Im Bericht der Pentagon-Kommission wird auf die Bedeutung hingewiesen, verlässliche Unterscheidungen zwischen dem eigentlichen Sprengkopf und den zur Ablenkung eingesetzten Ballons und Ähnlichem treffen zu können, da die Abwehr sonst mit der Vielzahl der in Frage kommenden Ziele schnell überfordert wäre. Ein Weg zur Lösung wäre das Abfangen der Rakete, bevor der Sprengkopf und die Ablenkungsvorrichtungen ausgestoßen würden. Dies würde ein Abfangen der Rakete in ihrer Aufstiegsphase mit brennendem Treibsatz voraussetzen, was aber gegenwärtig technisch nicht machbar sei.

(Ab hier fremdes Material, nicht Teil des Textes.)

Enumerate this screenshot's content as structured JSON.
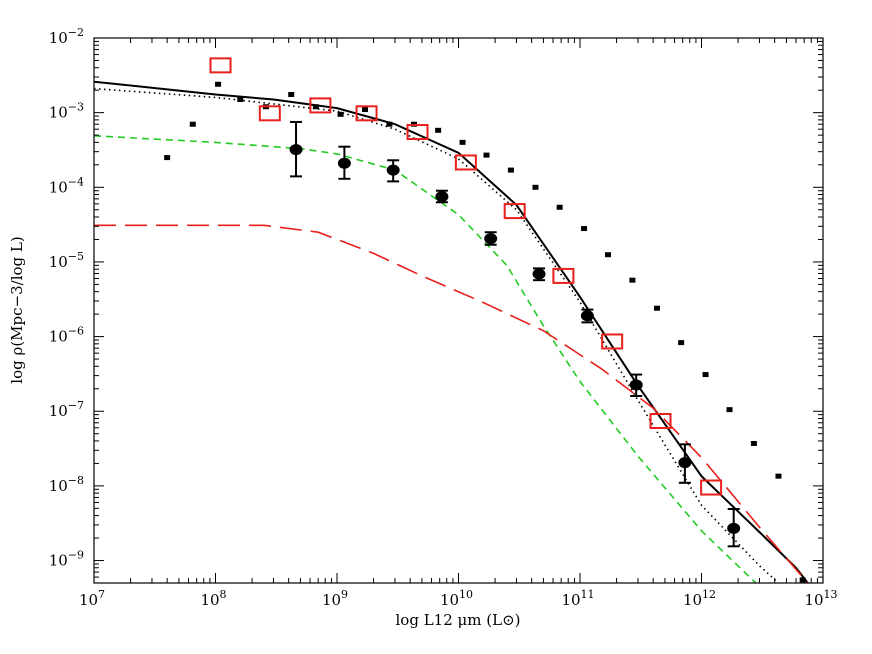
{
  "chart_data": {
    "type": "scatter",
    "title": "",
    "xlabel": "log L12 μm (L⊙)",
    "ylabel": "log ρ(Mpc−3/log L)",
    "xscale": "log",
    "yscale": "log",
    "xlim": [
      10000000.0,
      10000000000000.0
    ],
    "ylim": [
      5e-10,
      0.01
    ],
    "x_ticks": [
      {
        "value": 10000000.0,
        "base": "10",
        "exp": "7"
      },
      {
        "value": 100000000.0,
        "base": "10",
        "exp": "8"
      },
      {
        "value": 1000000000.0,
        "base": "10",
        "exp": "9"
      },
      {
        "value": 10000000000.0,
        "base": "10",
        "exp": "10"
      },
      {
        "value": 100000000000.0,
        "base": "10",
        "exp": "11"
      },
      {
        "value": 1000000000000.0,
        "base": "10",
        "exp": "12"
      },
      {
        "value": 10000000000000.0,
        "base": "10",
        "exp": "13"
      }
    ],
    "y_ticks": [
      {
        "value": 1e-09,
        "base": "10",
        "exp": "−9"
      },
      {
        "value": 1e-08,
        "base": "10",
        "exp": "−8"
      },
      {
        "value": 1e-07,
        "base": "10",
        "exp": "−7"
      },
      {
        "value": 1e-06,
        "base": "10",
        "exp": "−6"
      },
      {
        "value": 1e-05,
        "base": "10",
        "exp": "−5"
      },
      {
        "value": 0.0001,
        "base": "10",
        "exp": "−4"
      },
      {
        "value": 0.001,
        "base": "10",
        "exp": "−3"
      },
      {
        "value": 0.01,
        "base": "10",
        "exp": "−2"
      }
    ],
    "series": [
      {
        "style": "points-filled-circle-errorbars",
        "color": "#000000",
        "x": [
          460000000.0,
          1150000000.0,
          2900000000.0,
          7300000000.0,
          18400000000.0,
          46000000000.0,
          115000000000.0,
          290000000000.0,
          730000000000.0,
          1840000000000.0
        ],
        "y": [
          0.00032,
          0.00021,
          0.00017,
          7.5e-05,
          2.05e-05,
          6.9e-06,
          1.9e-06,
          2.25e-07,
          2.05e-08,
          2.7e-09
        ],
        "yerr_low": [
          0.00014,
          0.00013,
          0.00012,
          6.3e-05,
          1.7e-05,
          5.7e-06,
          1.55e-06,
          1.6e-07,
          1.1e-08,
          1.55e-09
        ],
        "yerr_high": [
          0.00075,
          0.00035,
          0.00023,
          9e-05,
          2.5e-05,
          8.2e-06,
          2.3e-06,
          3.1e-07,
          3.6e-08,
          4.9e-09
        ]
      },
      {
        "style": "points-small-square",
        "color": "#000000",
        "x": [
          40000000.0,
          65000000.0,
          105000000.0,
          160000000.0,
          260000000.0,
          420000000.0,
          670000000.0,
          1070000000.0,
          1700000000.0,
          2700000000.0,
          4300000000.0,
          6800000000.0,
          10800000000.0,
          17000000000.0,
          27000000000.0,
          43000000000.0,
          68000000000.0,
          108000000000.0,
          170000000000.0,
          270000000000.0,
          430000000000.0,
          680000000000.0,
          1080000000000.0,
          1700000000000.0,
          2700000000000.0,
          4300000000000.0,
          6800000000000.0
        ],
        "y": [
          0.00025,
          0.0007,
          0.0024,
          0.0015,
          0.0012,
          0.00175,
          0.0012,
          0.00095,
          0.0011,
          0.0007,
          0.0007,
          0.00058,
          0.0004,
          0.00027,
          0.00017,
          0.0001,
          5.4e-05,
          2.8e-05,
          1.25e-05,
          5.7e-06,
          2.4e-06,
          8.3e-07,
          3.1e-07,
          1.05e-07,
          3.7e-08,
          1.35e-08,
          5.5e-10
        ]
      },
      {
        "style": "points-open-square",
        "color": "#e8201c",
        "x": [
          110000000.0,
          280000000.0,
          730000000.0,
          1750000000.0,
          4600000000.0,
          11500000000.0,
          29000000000.0,
          73000000000.0,
          184000000000.0,
          460000000000.0,
          1200000000000.0
        ],
        "y": [
          0.0043,
          0.00098,
          0.00125,
          0.00098,
          0.00055,
          0.000215,
          4.8e-05,
          6.5e-06,
          8.6e-07,
          7.4e-08,
          9.5e-09
        ]
      },
      {
        "style": "line-solid",
        "color": "#000000",
        "x": [
          10000000.0,
          100000000.0,
          300000000.0,
          1000000000.0,
          3000000000.0,
          10000000000.0,
          30000000000.0,
          100000000000.0,
          300000000000.0,
          1000000000000.0,
          3000000000000.0,
          6000000000000.0,
          7500000000000.0
        ],
        "y": [
          0.0026,
          0.00175,
          0.0015,
          0.00115,
          0.0007,
          0.00029,
          5.8e-05,
          3.4e-06,
          2.2e-07,
          1.35e-08,
          2.4e-09,
          8e-10,
          5e-10
        ]
      },
      {
        "style": "line-dotted",
        "color": "#000000",
        "x": [
          10000000.0,
          100000000.0,
          1000000000.0,
          3000000000.0,
          10000000000.0,
          30000000000.0,
          100000000000.0,
          300000000000.0,
          1000000000000.0,
          3000000000000.0,
          4300000000000.0
        ],
        "y": [
          0.0021,
          0.0016,
          0.00105,
          0.0006,
          0.00024,
          5e-05,
          2.9e-06,
          1.4e-07,
          5.5e-09,
          8.5e-10,
          5e-10
        ]
      },
      {
        "style": "line-short-dash",
        "color": "#22cc22",
        "x": [
          10000000.0,
          100000000.0,
          500000000.0,
          1000000000.0,
          3000000000.0,
          10000000000.0,
          25000000000.0,
          50000000000.0,
          100000000000.0,
          300000000000.0,
          1000000000000.0,
          2800000000000.0
        ],
        "y": [
          0.00049,
          0.0004,
          0.00033,
          0.00028,
          0.00017,
          4.3e-05,
          9e-06,
          1.4e-06,
          2.5e-07,
          2.5e-08,
          2.5e-09,
          5e-10
        ]
      },
      {
        "style": "line-long-dash",
        "color": "#e8201c",
        "x": [
          10000000.0,
          100000000.0,
          250000000.0,
          700000000.0,
          2000000000.0,
          5000000000.0,
          15000000000.0,
          50000000000.0,
          150000000000.0,
          400000000000.0,
          1000000000000.0,
          3000000000000.0,
          7500000000000.0
        ],
        "y": [
          3.1e-05,
          3.1e-05,
          3.1e-05,
          2.5e-05,
          1.3e-05,
          6.5e-06,
          3e-06,
          1.2e-06,
          3.7e-07,
          1.1e-07,
          2.4e-08,
          2.8e-09,
          5e-10
        ]
      }
    ]
  }
}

Es gäbe zwar ein kleines Zeitfenster zwischen dem Erlöschen des Treibsatzes und dem Ausstoßen von Sprengkopf und den Ablenkungsvorrichtungen, ein Abfangen in dieser Phase sei aber, wegen ihrer Kürze von ca. 100 Sekunden, selbst unter günstigsten Annahmen bei allen eingesetzten Komponenten realistisch nicht möglich.

Butt weist ferner zum einen darauf hin, dass die bisher letzten Tests selbst unter speziell arrangierten Bedingungen, bei denen dem Abfangteam Startzeit und Flugbahn der Rakete bekannt waren und keine Ablenkungsvorrichtungen vorhanden waren, alle fehlschlugen, und zwar sowohl von boden- wie seegestützten Abschusssystemen aus. Des Weiteren spricht er die bisherigen enormen Kosten des Programms an, das bereits mehr Mittel verschlungen habe als das gesamte Apollo-Programm, ohne einen effektiven Schutz gegen feindliche ballistische Raketen zu liefern.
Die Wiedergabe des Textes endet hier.